Kahan is also trying to do some good. In May, he and his team launched the Busyhead Project, an initiative aimed at unraveling the taboo of talking about mental health struggles and raising money for organizations delivering mental health services. (As of early August, the Busyhead Project had raised more than $850,000.) In addition, Kahan auctioned off his Boston Calling jacket—the winning bid was $16,001—with proceeds going to the initiative. He’s been on the local Vermont news for his help with the state’s flood recovery. He livestreamed his sold-out Red Rocks show to raise money to aid parts of Vermont devastated by flooding in July, which raised $190,000. “This opportunity that I’m getting, some people would wait a lifetime for,” Kahan says. “I’m trying to be very present about how privileged and fortunate I am to have this kind of platform and use it for the right reasons.”

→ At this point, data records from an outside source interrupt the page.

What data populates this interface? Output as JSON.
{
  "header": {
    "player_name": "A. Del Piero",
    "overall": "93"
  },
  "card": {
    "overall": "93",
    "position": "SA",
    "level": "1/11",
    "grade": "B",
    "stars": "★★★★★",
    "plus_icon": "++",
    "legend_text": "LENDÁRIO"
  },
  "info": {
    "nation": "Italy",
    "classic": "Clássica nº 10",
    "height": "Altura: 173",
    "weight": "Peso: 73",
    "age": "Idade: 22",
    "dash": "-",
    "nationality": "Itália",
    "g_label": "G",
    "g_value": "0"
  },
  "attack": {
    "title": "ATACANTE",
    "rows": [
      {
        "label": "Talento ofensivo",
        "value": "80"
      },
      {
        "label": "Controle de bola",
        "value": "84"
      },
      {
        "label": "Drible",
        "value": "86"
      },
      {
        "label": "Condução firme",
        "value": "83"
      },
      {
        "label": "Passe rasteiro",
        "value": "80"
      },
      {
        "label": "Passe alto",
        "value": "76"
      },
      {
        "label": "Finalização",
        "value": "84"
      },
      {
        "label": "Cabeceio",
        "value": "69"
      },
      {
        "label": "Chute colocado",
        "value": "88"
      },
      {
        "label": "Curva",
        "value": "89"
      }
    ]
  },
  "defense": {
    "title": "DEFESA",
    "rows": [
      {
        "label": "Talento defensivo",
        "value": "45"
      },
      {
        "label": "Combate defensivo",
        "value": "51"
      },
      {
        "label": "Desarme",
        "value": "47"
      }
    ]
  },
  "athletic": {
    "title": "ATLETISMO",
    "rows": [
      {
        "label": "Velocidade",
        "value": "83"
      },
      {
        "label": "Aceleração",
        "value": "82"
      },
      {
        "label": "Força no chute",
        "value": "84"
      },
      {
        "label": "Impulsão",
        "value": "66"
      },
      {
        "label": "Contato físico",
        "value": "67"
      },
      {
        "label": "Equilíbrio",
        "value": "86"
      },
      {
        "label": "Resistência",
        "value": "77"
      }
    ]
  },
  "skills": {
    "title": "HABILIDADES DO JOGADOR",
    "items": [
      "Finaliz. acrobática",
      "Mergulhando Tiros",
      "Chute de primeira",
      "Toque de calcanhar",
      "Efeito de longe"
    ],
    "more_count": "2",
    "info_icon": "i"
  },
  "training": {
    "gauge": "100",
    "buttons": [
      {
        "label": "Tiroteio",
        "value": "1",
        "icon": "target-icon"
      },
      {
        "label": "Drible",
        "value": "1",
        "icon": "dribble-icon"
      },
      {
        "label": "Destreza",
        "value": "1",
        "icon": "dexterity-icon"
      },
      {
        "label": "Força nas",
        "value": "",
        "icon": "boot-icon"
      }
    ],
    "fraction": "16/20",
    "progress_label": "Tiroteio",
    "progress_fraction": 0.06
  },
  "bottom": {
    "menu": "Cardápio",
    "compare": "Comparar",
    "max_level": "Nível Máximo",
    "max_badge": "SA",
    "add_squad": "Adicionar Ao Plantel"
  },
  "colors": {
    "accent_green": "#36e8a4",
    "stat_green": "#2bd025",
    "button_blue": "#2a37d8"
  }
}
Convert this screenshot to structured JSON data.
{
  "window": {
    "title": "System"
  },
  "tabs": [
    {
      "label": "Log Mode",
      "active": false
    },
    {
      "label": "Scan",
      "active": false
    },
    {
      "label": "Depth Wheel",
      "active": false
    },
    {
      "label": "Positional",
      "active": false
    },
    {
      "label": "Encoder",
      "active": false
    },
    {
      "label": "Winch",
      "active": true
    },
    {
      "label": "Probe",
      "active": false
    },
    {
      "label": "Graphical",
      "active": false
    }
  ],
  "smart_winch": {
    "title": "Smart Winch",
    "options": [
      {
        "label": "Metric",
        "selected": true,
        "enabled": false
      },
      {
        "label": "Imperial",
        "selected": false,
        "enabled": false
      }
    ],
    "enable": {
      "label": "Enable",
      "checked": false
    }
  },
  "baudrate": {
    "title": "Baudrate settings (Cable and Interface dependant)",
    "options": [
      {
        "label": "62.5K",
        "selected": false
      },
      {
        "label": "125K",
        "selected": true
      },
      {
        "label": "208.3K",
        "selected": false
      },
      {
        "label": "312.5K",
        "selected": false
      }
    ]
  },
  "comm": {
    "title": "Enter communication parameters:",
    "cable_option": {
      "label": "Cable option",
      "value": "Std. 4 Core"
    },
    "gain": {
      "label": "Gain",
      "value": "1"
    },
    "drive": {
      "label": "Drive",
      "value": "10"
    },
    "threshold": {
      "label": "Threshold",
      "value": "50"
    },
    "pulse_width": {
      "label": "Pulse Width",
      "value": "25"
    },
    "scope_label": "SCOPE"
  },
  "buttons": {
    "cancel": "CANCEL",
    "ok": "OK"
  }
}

This lightning-in-a-bottle success is undoubtedly poised to continue. Billboard predicts Kahan will receive a 2024 Grammy nomination for Best New Artist. You could easily see him as a post-WGA-strike Saturday Night Live musical guest. Based on his Boston Calling turnout, Kahan headlining somewhere like Fenway Park, with its 38,000-plus-capacity concerts, doesn’t seem too far-fetched.
In fact, Kahan has big things planned for his adopted hometown, but he can’t say what they are just yet. “I know that I haven’t lived here long, and I’m a tourist here in many ways. But [Boston] feels like kind of the home of New England, and I just wanted to say thank you for welcoming me.”